Me dirigí bien temprano al trabajo y, cuando entraba al edificio de la Av. Venecia # 04 donde trabajaba, me asombró encontrarme con Gabriel García Márquez. El brusco encuentro me dejó un poco turulato. Gabo entonces me extendió su mano y, estrechando la mía calurosamente, sonrió. Yo, trémulo de emoción le dije: “Uff, que honor el mío, ¡recibir un saludo tan afectuoso de un Nobel de literatura!”
El edificio donde ocurrió el encuentro está pintado de amarillo canario y se levanta en tres niveles, formando una estructura de blocks y cemento en forma de herradura de caballo. Los largos pasillos en las tres plantas también funcionan como galería, lo cual prueba que el arquitecto mató dos pájaro de un sólo tiro. En el segundo piso está la oficina donde me dirigía, pero nunca llegué a mi destino. Gabo estaba de pies en el balcón del apartamento del primer nivel, al fondo del inmueble.
Pues yo sentía el calor de la mano de este gigante del siglo xx y no quería soltarla. Él, todavía con la sonrisa iluminando su rostro, me invitó a un café. A seguidas me confesó que estaba pasando unas vacaciones en el Caribe y, entre otras cosas, la aprovechaba para visitar a sus amigos.
Tomarse un cafecito con García Márquez es una oportunidad que no ocurre todos los días.
A poco rato, sin embargo, la conversación fue trabada por tres jóvenes, quienes venían cargados con trípodes, cámaras fotográficas y de video. Gabo al verlos se levantó de golpe de su asiento y los recibió con amabilidad. Luego se sentó detrás de un escritorio hecho de madera de roble centenario, ubicado al extremo izquierdo de la sala. Los libros apilados sobre el escritorio versaban sobre conservación del medio ambiente, reforestación y desarrollo local, y ninguno de literatura. Los jóvenes se acercaron a Gabo y empezó lo que parecía una sesión de trabajo. Entonces me sentí fuera de lugar.
Noto que Gabo nota mi turbación. Y antes de que me dispusiera a salir: “Miguel, vamos a firmar un corto para una campaña de reforestación en la Cordillera Septentrional”, me dijo. “Sería bueno que te quedes, pues tus opiniones serían de mucha ayuda”.
Yo pensé: “esta vaina es demasiado grande para ser verdad”. Así que tomé mi teléfono móvil, marque el número de la oficina y les conté a mis compañeros lo que estaba pasando. El director de la ONG, mi jefe, bajó y pidió permiso para ver con sus propios ojos a García Márquez, y no dejar que le cuenten.
El rodaje empezó sin más dilación. Entre filmaciones, fotografías y recesos, Gabo se me acercaba y me ofrecía explicaciones sobre el objetivo y alcance de la iniciativa. Mi jefe, entonces, intentó robarse los 15 minutos de fama de que habló el célebre artista visual Andy Warhol, y dijo: “Tienes que tener mucho cuidado — advertía a García Márquez–, porque hay demasiados estafadores disfrazados de promotores del desarrollo y defensores del ambiente.”
Gabo comprendió la intención. “Usted no se preocupe, que aquí no hay nómina, ni compras ni mucho menos presupuesto”, le contestó.
Y dirigiéndose al equipo de colaboradores y a mí: “Vamos a iniciar los trabajos por este tramo. De tal manera que el impacto positivo sea irreversible y facilite continuar avanzando. En poco tiempo estaremos en el tramo correspondiente a Haití.”

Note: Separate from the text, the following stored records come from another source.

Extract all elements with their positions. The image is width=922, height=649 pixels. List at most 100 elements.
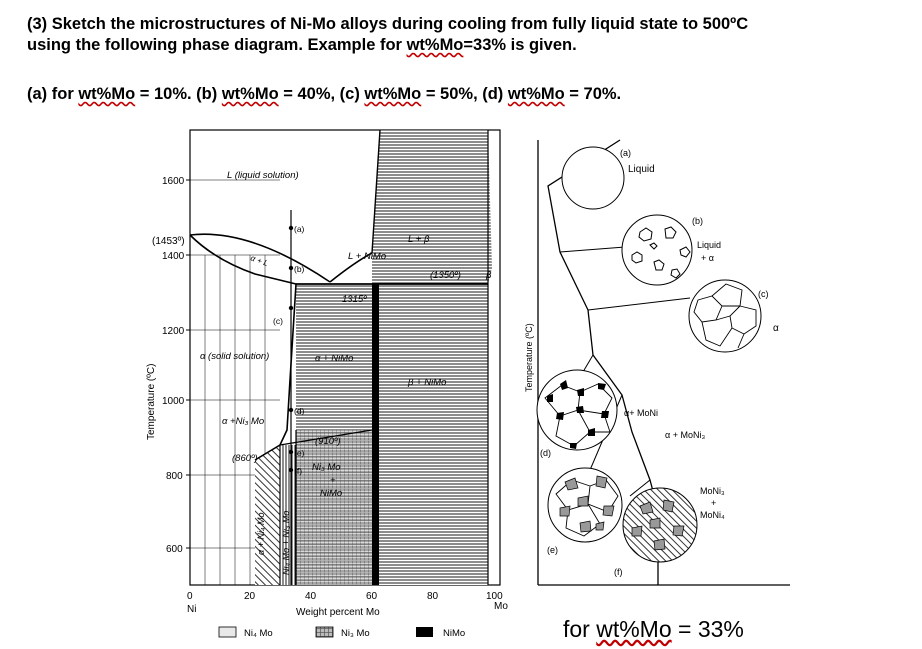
pd-point-f: (f) [294, 466, 302, 476]
pd-x-60: 60 [366, 591, 378, 602]
pd-liquidus-beta [371, 129, 381, 254]
ms-label-liquid-b: Liquid [697, 240, 721, 250]
pd-solidus [189, 234, 297, 285]
pd-label-ni4mo-ni3mo: Ni₄ Mo + Ni₃ Mo [281, 511, 291, 575]
pd-ticks [186, 179, 190, 549]
ms-label-moni4: MoNi₄ [700, 510, 725, 520]
pd-label-alpha-ni4mo: α + Ni₄ Mo [256, 513, 266, 556]
pd-point-e: (e) [294, 448, 305, 458]
pd-y-1400: 1400 [162, 251, 185, 262]
ms-label-d: (d) [540, 448, 551, 458]
pd-region-alpha-ni4mo [255, 445, 280, 585]
pd-label-ni3mo: Ni₃ Mo [312, 462, 341, 473]
pd-legend: Ni₄ Mo Ni₃ Mo NiMo [218, 626, 465, 639]
pd-nimo-line [372, 284, 379, 585]
ms-label-b: (b) [692, 216, 703, 226]
pd-label-beta-nimo: β + NiMo [407, 377, 446, 388]
pd-y-axis-label: Temperature (ºC) [146, 364, 157, 440]
part-c-pre: (c) [339, 85, 365, 103]
legend-swatch-nimo [416, 627, 433, 637]
example-caption: for wt%Mo = 33% [563, 616, 744, 643]
pd-y-1600: 1600 [162, 176, 185, 187]
pd-y-tick-labels: 1600 1400 1200 1000 800 600 (1453º) [152, 176, 185, 555]
pd-label-alpha-nimo: α + NiMo [315, 353, 353, 364]
ms-label-alpha-moni: α+ MoNi [624, 408, 658, 418]
pd-y-800: 800 [166, 471, 183, 482]
pd-x-80: 80 [427, 591, 439, 602]
micro-sketch: Temperature (ºC) [524, 139, 790, 586]
ms-label-plus-alpha: + α [701, 253, 714, 263]
pd-label-1350: (1350º) [430, 270, 461, 281]
pd-y-melt: (1453º) [152, 236, 185, 247]
pd-point-b: (b) [294, 264, 305, 274]
pd-label-liquid: L (liquid solution) [227, 170, 299, 181]
pd-region-l-beta [372, 130, 492, 284]
pd-label-nimo: NiMo [320, 488, 342, 499]
legend-label-ni3mo: Ni₃ Mo [341, 628, 370, 639]
pd-x-20: 20 [244, 591, 256, 602]
pd-x-axis-label: Weight percent Mo [296, 607, 380, 618]
question-line-2-wavy: wt%Mo [406, 36, 464, 54]
pd-liquidus [189, 233, 331, 283]
pd-y-1000: 1000 [162, 396, 185, 407]
ms-label-moni3: MoNi₃ [700, 486, 725, 496]
part-d-post: = 70%. [564, 85, 622, 103]
pd-label-l-beta: L + β [408, 234, 430, 245]
ms-circle-c [688, 279, 762, 353]
pd-label-beta: β [485, 270, 492, 281]
question-parts: (a) for wt%Mo = 10%. (b) wt%Mo = 40%, (c… [27, 84, 621, 104]
phase-diagram: 1600 1400 1200 1000 800 600 (1453º) Temp… [146, 129, 508, 639]
pd-y-1200: 1200 [162, 326, 185, 337]
pd-point-d: (d) [294, 406, 305, 416]
ms-label-a: (a) [620, 148, 631, 158]
legend-label-ni4mo: Ni₄ Mo [244, 628, 273, 639]
pd-label-860: (860º) [232, 453, 258, 464]
pd-region-ni3mo-nimo [296, 430, 372, 585]
part-a-post: = 10%. [135, 85, 197, 103]
pd-x-0: 0 [187, 591, 193, 602]
legend-swatch-ni3mo [315, 626, 334, 638]
pd-910-line [279, 429, 373, 446]
legend-swatch-ni4mo [218, 626, 237, 638]
ms-label-alpha-moni3: α + MoNi₃ [665, 430, 705, 440]
question-line-1-text: (3) Sketch the microstructures of Ni-Mo … [27, 15, 749, 33]
pd-y-600: 600 [166, 544, 183, 555]
pd-label-1315: 1315º [342, 294, 367, 305]
pd-label-alpha-l: α + L [249, 253, 269, 268]
pd-region-ni4mo-ni3mo [280, 445, 296, 585]
part-d-wavy: wt%Mo [507, 85, 565, 103]
caption-pre: for [563, 616, 597, 642]
pd-label-l-nimo: L + NiMo [348, 251, 386, 262]
ms-circle-a [561, 146, 625, 210]
part-b-post: = 40%, [278, 85, 340, 103]
part-c-wavy: wt%Mo [364, 85, 422, 103]
ms-label-f: (f) [614, 567, 623, 577]
part-a-wavy: wt%Mo [78, 85, 136, 103]
pd-point-c: (c) [273, 316, 283, 326]
ms-label-e: (e) [547, 545, 558, 555]
ms-circle-b [621, 214, 693, 286]
ms-label-alpha: α [773, 323, 779, 334]
pd-x-mo: Mo [494, 601, 508, 612]
pd-x-tick-labels: 0 20 40 60 80 100 Ni Mo Weight percent M… [187, 591, 508, 618]
legend-label-nimo: NiMo [443, 628, 465, 639]
pd-x-40: 40 [305, 591, 317, 602]
question-line-2-post: =33% is given. [463, 36, 577, 54]
pd-path-points [288, 225, 294, 473]
ms-label-c: (c) [758, 289, 769, 299]
pd-liquidus-right [329, 252, 373, 283]
pd-label-alpha-ni3mo: α +Ni₃ Mo [222, 416, 264, 427]
part-c-post: = 50%, [421, 85, 483, 103]
part-b-wavy: wt%Mo [221, 85, 279, 103]
question-line-2-pre: using the following phase diagram. Examp… [27, 36, 407, 54]
pd-x-ni: Ni [187, 604, 196, 615]
ms-labels: (a) Liquid (b) Liquid + α (c) α α+ MoNi … [540, 148, 779, 577]
question-line-2: using the following phase diagram. Examp… [27, 35, 577, 55]
pd-label-plus: + [330, 475, 336, 486]
ms-label-liquid: Liquid [628, 164, 655, 175]
ms-label-plus-2: + [711, 498, 716, 508]
pd-region-beta-nimo [372, 284, 488, 585]
part-d-pre: (d) [482, 85, 508, 103]
pd-x-100: 100 [486, 591, 503, 602]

Mi jefe, con gesto compungido como el de un cordero huérfano, se retiró a un lado de la sala y se sentó en un taburete de colcha negra. Yo me quedé congelado sufriendo vergüenza ajena, mientras el Nobel me sonreía, al tiempo que me guiñaba un ojo.
De pronto escuché los rugidos de un viento que soplaba con furia. Los árboles del patio eran sacudidos sin compasión. Las ramas de la mata de guayaba, por ejemplo, situada en la esquina suroeste de la casa, golpeaban sin piedad el techo de zinc. La lluvia caía a goterones que sonaban como pedradas. Entonces se escuchó, en medio de la noche, el lamento de un vecino que decía:
— “Ya pasó la tormenta Érika y no trajo agua suficiente para vencer la sequía”.